Steven Mead, chief information officer at PBS, said the old Infonet applications run on a time-sharing system that has served as the organization's data processing architecture since the mid-1970s. The PBS staff has spent five to 10 years developing applications for Infonet, he said. "We were quite comfortable with that in the early days," Mead said. But Infonet code, written in the obscure DML language, became difficult to maintain, and programmers familiar with it became scarce. When a planned effort to redesign the organization's applications failed, officials realized it would be difficult to integrate the old code with new systems coming on-line, Mead said. The system suffered an increasing number of breakdowns as it aged, he said.
Consequently, PBS called on Unisys to help migrate nine applications for functions such as assigning space to agencies and building security and maintenance. Unisys also will convert PBS' database on 8,000 government buildings managed by the agency, the Unisys spokesman said.
Solution for 2000
The transition is occurring at a time when PBS officials have been grappling with the question of how to prepare their systems for 2000. Mead said those issues will be handled during the transition from Infonet, even though that was not a stated objective of the initiative.
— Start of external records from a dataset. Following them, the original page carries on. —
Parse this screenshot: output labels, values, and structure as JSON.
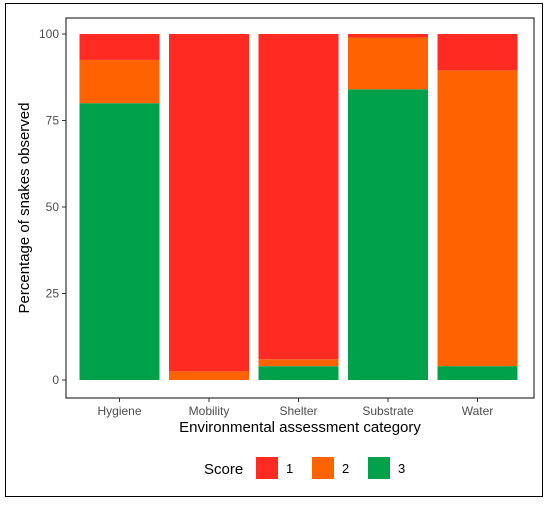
{
  "chart_data": {
    "type": "bar",
    "stacked": true,
    "xlabel": "Environmental assessment category",
    "ylabel": "Percentage of snakes observed",
    "ylim": [
      0,
      100
    ],
    "yticks": [
      "0",
      "25",
      "50",
      "75",
      "100"
    ],
    "categories": [
      "Hygiene",
      "Mobility",
      "Shelter",
      "Substrate",
      "Water"
    ],
    "series": [
      {
        "name": "3",
        "color": "#00a14b",
        "values": [
          80,
          0,
          4,
          84,
          4
        ]
      },
      {
        "name": "2",
        "color": "#ff6200",
        "values": [
          12.5,
          2.5,
          2,
          15,
          85.5
        ]
      },
      {
        "name": "1",
        "color": "#ff2a22",
        "values": [
          7.5,
          97.5,
          94,
          1,
          10.5
        ]
      }
    ],
    "legend": {
      "title": "Score",
      "placement": "bottom",
      "order": [
        "1",
        "2",
        "3"
      ]
    },
    "grid": false,
    "border": true
  }
}
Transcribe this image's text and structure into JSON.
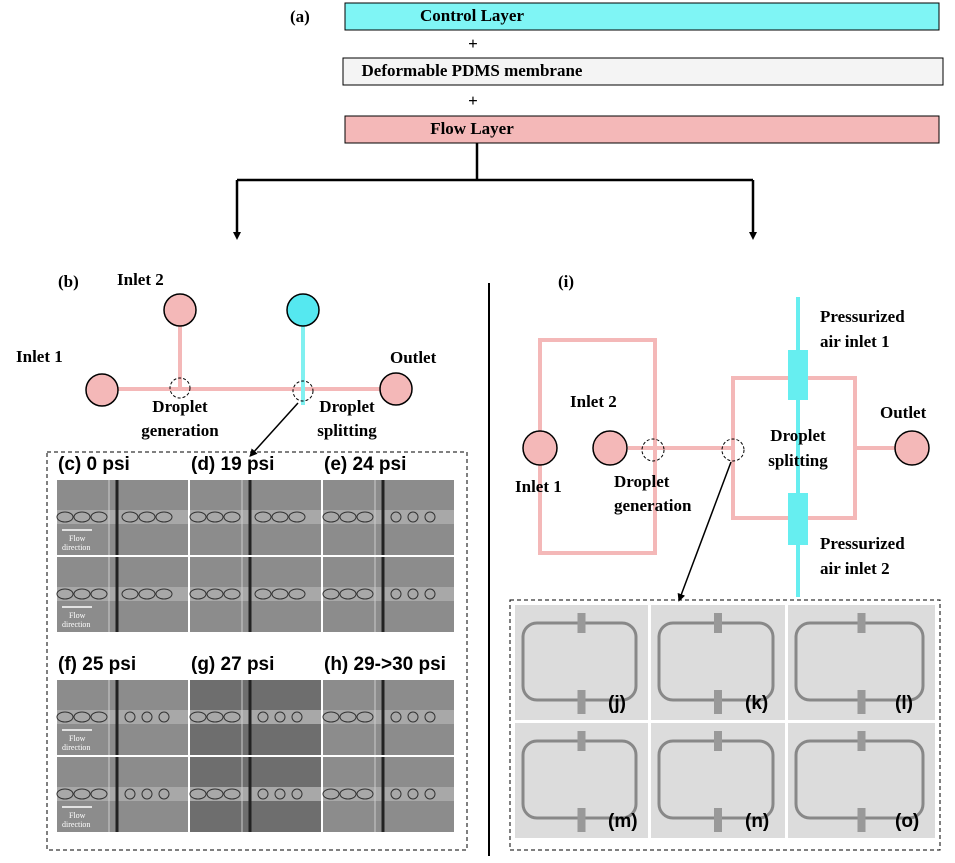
{
  "panel_a": {
    "label": "(a)",
    "layers": [
      "Control Layer",
      "Deformable PDMS membrane",
      "Flow Layer"
    ],
    "plus": [
      "+",
      "+"
    ]
  },
  "panel_b": {
    "label": "(b)",
    "inlet_1": "Inlet 1",
    "inlet_2": "Inlet 2",
    "outlet": "Outlet",
    "droplet_generation": [
      "Droplet",
      "generation"
    ],
    "droplet_splitting": [
      "Droplet",
      "splitting"
    ],
    "flow_direction": [
      "Flow",
      "direction"
    ],
    "frames": [
      "(c) 0 psi",
      "(d) 19 psi",
      "(e) 24 psi",
      "(f) 25 psi",
      "(g) 27 psi",
      "(h) 29->30 psi"
    ]
  },
  "panel_i": {
    "label": "(i)",
    "inlet_1": "Inlet 1",
    "inlet_2": "Inlet 2",
    "outlet": "Outlet",
    "droplet_generation": [
      "Droplet",
      "generation"
    ],
    "droplet_splitting": [
      "Droplet",
      "splitting"
    ],
    "air_inlet_1": [
      "Pressurized",
      "air inlet 1"
    ],
    "air_inlet_2": [
      "Pressurized",
      "air inlet 2"
    ],
    "frames": [
      "(j)",
      "(k)",
      "(l)",
      "(m)",
      "(n)",
      "(o)"
    ]
  }
}
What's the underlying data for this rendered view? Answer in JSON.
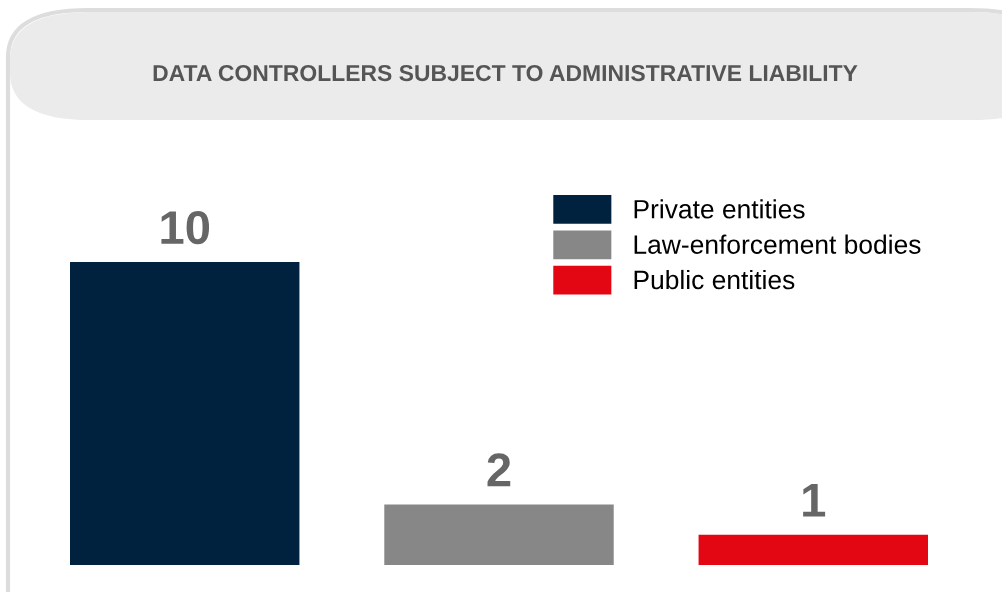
{
  "chart_data": {
    "type": "bar",
    "title": "DATA CONTROLLERS SUBJECT TO ADMINISTRATIVE LIABILITY",
    "categories": [
      null,
      null,
      null
    ],
    "stacked": true,
    "series": [
      {
        "name": "Private entities",
        "color": "#00223f",
        "values": [
          10,
          null,
          null
        ]
      },
      {
        "name": "Law-enforcement bodies",
        "color": "#878787",
        "values": [
          null,
          2,
          null
        ]
      },
      {
        "name": "Public entities",
        "color": "#e30613",
        "values": [
          null,
          null,
          1
        ]
      }
    ],
    "data_labels": true,
    "legend": "top right",
    "grid": false,
    "tick_labels": false
  }
}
"As a side benefit, while we are converting all of this code, we will fix the Year 2000 problem as we go along," he said. "That puts us in excellent shape for the future."
Mead said the conversion, scheduled for completion in December, will run simultaneously with another initiative to re-engineer the PBS applications.
Abandoning the Mainframe
Next year, the agency will go a step further and begin to abandon the mainframe architecture altogether, he said.
"Our long-term solution will largely be distributed," Mead said. "As our business and my office identify and put up re-engineered applications, the overwhelming majority would be server-based."
Santamaria said he expects the proj-ect to be completed two months ahead of schedule. "Early on, we got together with GSA and made a serious commitment to undertake this in 18 months," he said. "We'll probably be done before that. Most software development projects normally run behind schedule. But because of the way our team and GSA's have been working on this, we'll probably be done 60 days early."